What we have is the beginnings of a bull market, the earliest stages of what would be a virtuous cycle that feeds on itself as opposed to the kind of vicious cycle that is at the heart of all bear markets. The market in its first stage has been able to see that the odds have changed for the better on the prospects for the economy`s future. It now has to see the actors in the real economy actually respond to the added incentives to capital formation. To the degree that happens, the market will advance further. In a rough sense, the market is like a tote board at the racetrack, which reckons the odds before the gates open. The outcome is then the result of the real event of the race. When the Kennedy tax cuts passed in early 1964, the market followed that path, climbing over the next two years. The "animal spirits" in the economic system steadily reacted to the fresh capital that was forming in response to the lower marginal tax rates on incomes and on capital gains. The bull market ran out of steam when it had to discount the likelihood of the Vietnam War tax, a surtax on income taxes.

My sense now is that the major indices will continue to advance, perhaps climbing as high as 10,000 on the DJIA during the next year, everything else being equal. The negative forces that could hold it back will be a decline in the dollar/gold price, which would be deflationary, and a breakdown of the road map in the Middle East negotiations, which would be inflationary. When we saw the dollar/gold price quickly run up yesterday afternoon by $5 in a few minutes, soon accompanied by a 100-point swoon in the Dow Jones Industrials, we could only surmise it was related to the talks between Israeli Prime Minister Ariel Sharon and Palestinian Prime Minister Mahmoud Abbas. A few minutes before noon, Bloomberg blurted a news story that Sharon announced Israel would never give up Jerusalem. Soon after noon, White House press secretary Ari Fleischer seemed to be siding with Sharon over Abbas on a report that Abbas was getting a promise of a ceasefire from Hamas. My reading of the transcripts indicated Bloomberg`s reporters had overplayed both statements and the markets would come back when the accounts cleared up. Note the markets moved back up today and gold has fallen back to where it had been.

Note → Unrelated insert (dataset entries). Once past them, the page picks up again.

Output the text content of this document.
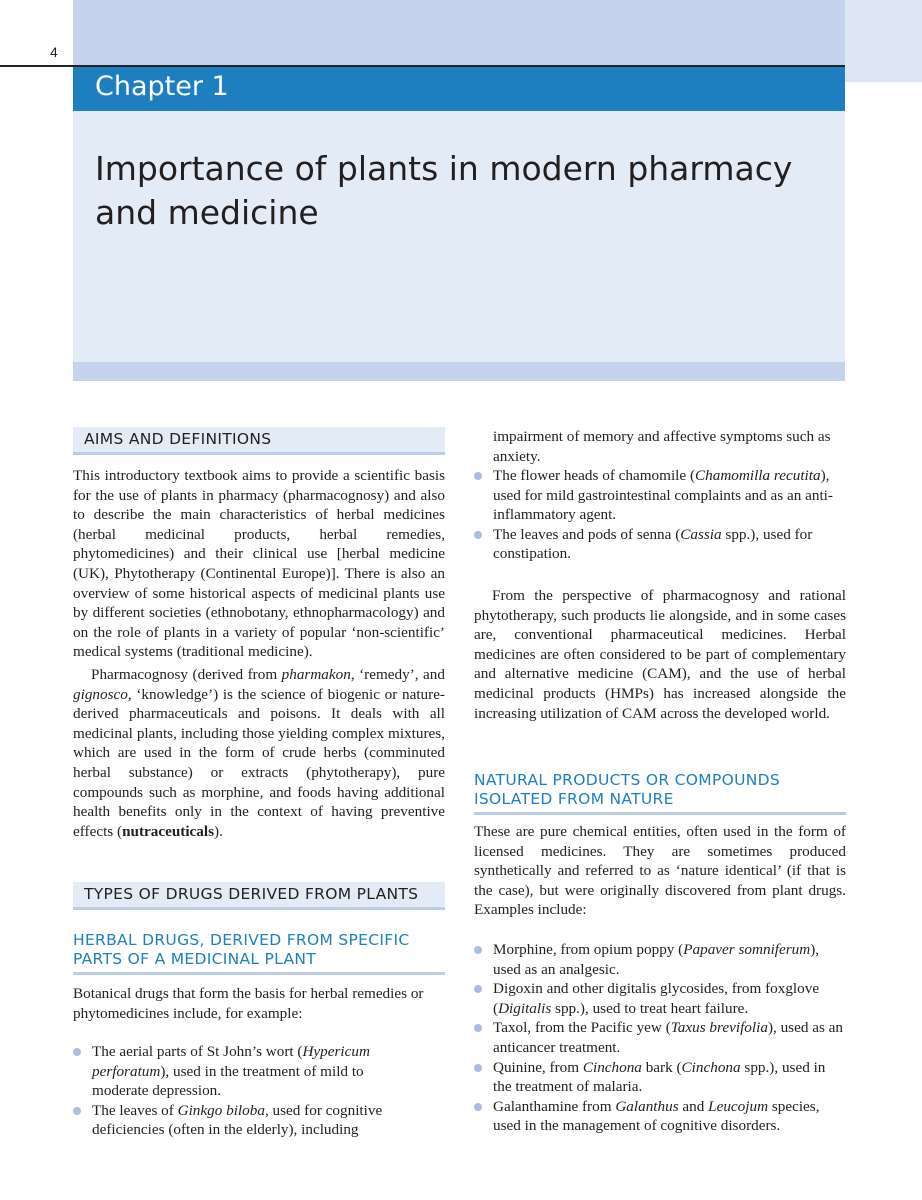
4
Chapter 1
Importance of plants in modern pharmacy and medicine
AIMS AND DEFINITIONS

This introductory textbook aims to provide a scientific basis for the use of plants in pharmacy (pharmacognosy) and also to describe the main characteristics of herbal medicines (herbal medicinal products, herbal remedies, phytomedicines) and their clinical use [herbal medicine (UK), Phytotherapy (Continental Europe)]. There is also an overview of some historical aspects of medicinal plants use by different societies (ethnobotany, ethnopharmacology) and on the role of plants in a variety of popular ‘non-scientific’ medical systems (traditional medicine).

Pharmacognosy (derived from pharmakon, ‘remedy’, and gignosco, ‘knowledge’) is the science of biogenic or nature-derived pharmaceuticals and poisons. It deals with all medicinal plants, including those yielding complex mixtures, which are used in the form of crude herbs (comminuted herbal substance) or extracts (phytotherapy), pure compounds such as morphine, and foods having additional health benefits only in the context of having preventive effects (nutraceuticals).

TYPES OF DRUGS DERIVED FROM PLANTS
HERBAL DRUGS, DERIVED FROM SPECIFIC PARTS OF A MEDICINAL PLANT

Botanical drugs that form the basis for herbal remedies or phytomedicines include, for example:

The aerial parts of St John’s wort (Hypericum perforatum), used in the treatment of mild to moderate depression.
The leaves of Ginkgo biloba, used for cognitive deficiencies (often in the elderly), including

impairment of memory and affective symptoms such as anxiety.

The flower heads of chamomile (Chamomilla recutita), used for mild gastrointestinal complaints and as an anti-inflammatory agent.
The leaves and pods of senna (Cassia spp.), used for constipation.

From the perspective of pharmacognosy and rational phytotherapy, such products lie alongside, and in some cases are, conventional pharmaceutical medicines. Herbal medicines are often considered to be part of complementary and alternative medicine (CAM), and the use of herbal medicinal products (HMPs) has increased alongside the increasing utilization of CAM across the developed world.

NATURAL PRODUCTS OR COMPOUNDS ISOLATED FROM NATURE

These are pure chemical entities, often used in the form of licensed medicines. They are sometimes produced synthetically and referred to as ‘nature identical’ (if that is the case), but were originally discovered from plant drugs. Examples include:

Morphine, from opium poppy (Papaver somniferum), used as an analgesic.
Digoxin and other digitalis glycosides, from foxglove (Digitalis spp.), used to treat heart failure.
Taxol, from the Pacific yew (Taxus brevifolia), used as an anticancer treatment.
Quinine, from Cinchona bark (Cinchona spp.), used in the treatment of malaria.
Galanthamine from Galanthus and Leucojum species, used in the management of cognitive disorders.
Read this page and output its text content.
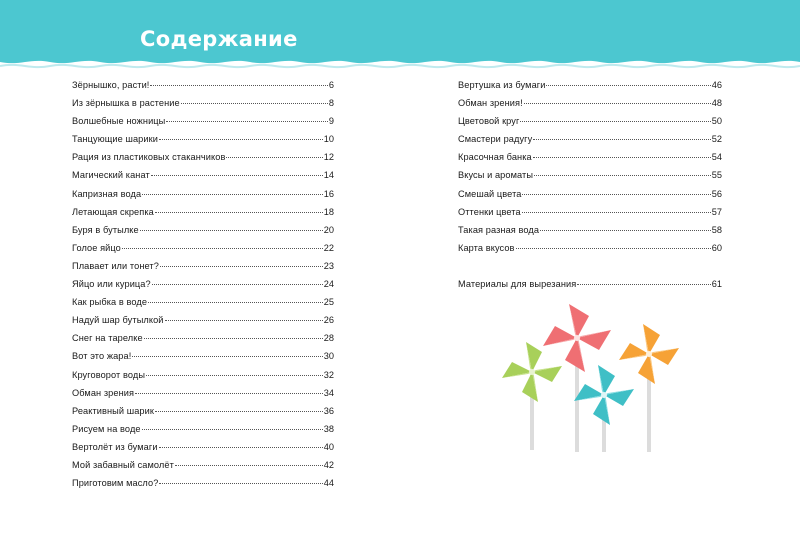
Содержание
Зёрнышко, расти!	6
Из зёрнышка в растение	8
Волшебные ножницы	9
Танцующие шарики	10
Рация из пластиковых стаканчиков	12
Магический канат	14
Капризная вода	16
Летающая скрепка	18
Буря в бутылке	20
Голое яйцо	22
Плавает или тонет?	23
Яйцо или курица?	24
Как рыбка в воде	25
Надуй шар бутылкой	26
Снег на тарелке	28
Вот это жара!	30
Круговорот воды	32
Обман зрения	34
Реактивный шарик	36
Рисуем на воде	38
Вертолёт из бумаги	40
Мой забавный самолёт	42
Приготовим масло?	44
Вертушка из бумаги	46
Обман зрения!	48
Цветовой круг	50
Смастери радугу	52
Красочная банка	54
Вкусы и ароматы	55
Смешай цвета	56
Оттенки цвета	57
Такая разная вода	58
Карта вкусов	60
Материалы для вырезания	61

There are other positive forces at work. We think that the Bush Administration soon will be working on a commission to study fundamental tax reform, and there is little doubt that it will be dominated by supply-side ideas. The reason we know that is because Treasury Secretary John Snow was a member of the 1995 Kemp Tax Commission and an enthusiastic supporter of its conclusions for a simplified tax system with a "flatter" tax. It would not be a surprise if the President asked Kemp to join the effort, perhaps even co-chairing a commission with some prominent Democrat (Bill Bradley?). Congress is also now committed to studying a fundamental reform via the Joint Economic Committee, this the result of a sense of the Senate resolution that passed by a 70-to-30 margin. The business and financial press has paid little attention to these new balls about to come into play, focused instead on the rantings of the Democratic presidential hopefuls who are now promising to roll back the Bush tax cuts. On this track, President Bush would win a landslide re-election in 2004 and bring with him a veto-proof Republican Congress. So there are upside possibilities along with the downside threats. But for the moment, we are clearly in the early stages of a new bull market.